O fato é que ter carro está ficando cada dia mais caro e seu aluguel está ficando cada vez mais popular. Seguro, licenciamento e estacionamento passaram a pesar significativamente no bolso do cidadão comum, que está ficando mais velho e mais preocupado com como viverá seus últimos dias. Some-se a isso a relutância do consumidor perante um altíssimo investimento, representado pela aquisição de um modelo elétrico, ou eletrificado, como se viu na matéria anterior. Não resta dúvida de que o que mais assusta é o carro ter deixado de representar reserva de valor, visto o tamanho do leque tecnológico que se nos vem apresentando nos últimos dez anos.

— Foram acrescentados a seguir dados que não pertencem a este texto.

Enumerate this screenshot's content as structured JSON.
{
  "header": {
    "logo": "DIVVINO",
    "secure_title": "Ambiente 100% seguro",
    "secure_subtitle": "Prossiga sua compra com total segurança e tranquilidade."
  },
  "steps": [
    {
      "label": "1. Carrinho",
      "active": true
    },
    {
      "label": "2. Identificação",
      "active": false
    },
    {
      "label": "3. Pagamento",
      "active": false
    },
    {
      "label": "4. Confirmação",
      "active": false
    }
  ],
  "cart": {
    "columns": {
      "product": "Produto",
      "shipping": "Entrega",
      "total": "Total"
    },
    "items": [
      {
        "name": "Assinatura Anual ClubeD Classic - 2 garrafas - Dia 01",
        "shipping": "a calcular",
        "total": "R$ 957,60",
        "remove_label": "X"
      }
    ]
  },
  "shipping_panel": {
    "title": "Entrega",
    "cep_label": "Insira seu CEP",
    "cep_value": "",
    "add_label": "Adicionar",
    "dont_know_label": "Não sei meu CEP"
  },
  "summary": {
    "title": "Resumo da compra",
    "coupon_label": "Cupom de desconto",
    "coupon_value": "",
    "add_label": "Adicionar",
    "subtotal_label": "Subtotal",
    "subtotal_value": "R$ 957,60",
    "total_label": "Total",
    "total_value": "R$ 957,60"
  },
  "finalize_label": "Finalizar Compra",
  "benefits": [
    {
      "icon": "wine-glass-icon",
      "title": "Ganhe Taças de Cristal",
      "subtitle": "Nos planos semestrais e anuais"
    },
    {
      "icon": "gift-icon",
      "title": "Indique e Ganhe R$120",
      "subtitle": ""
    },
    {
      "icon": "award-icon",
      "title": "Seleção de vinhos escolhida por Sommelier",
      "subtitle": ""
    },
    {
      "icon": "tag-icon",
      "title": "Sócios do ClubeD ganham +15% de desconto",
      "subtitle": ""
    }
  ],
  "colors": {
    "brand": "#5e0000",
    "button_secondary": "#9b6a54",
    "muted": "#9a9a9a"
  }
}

Ter e manter um carro está cada vez mais caro, enquanto os métodos de aluguel e leasing, por exemplo, tem se tornado cada vez mais populares (Foto: Hertz/reprodução)

Finalmente, surgiu um concorrente de peso, tanto em âmbito recreativo como de trabalho. É a internet que nos livra do deslocamento diário para o trabalho e, independentemente dele, dos deslocamentos fortuitos para reuniões e visitas comerciais. Até imóveis são vendidos a partir de fotografias e filmes disponíveis em sítios de corretores. A gente simplesmente não precisa ir lá, já que as impressões vêm a nós numa realidade mais que virtual, ampliada. Os simuladores de voo permitem viajar virtualmente por todo o planeta com paisagens repletas de realismo. Não dá para culpar a eletrificação da frota ou o advento da internet pelos abalos a que o mercado de automóveis está sujeito. É uma soma de fatores encabeçados pelo “usar em vez de ter”, a que chamamos de servicificação.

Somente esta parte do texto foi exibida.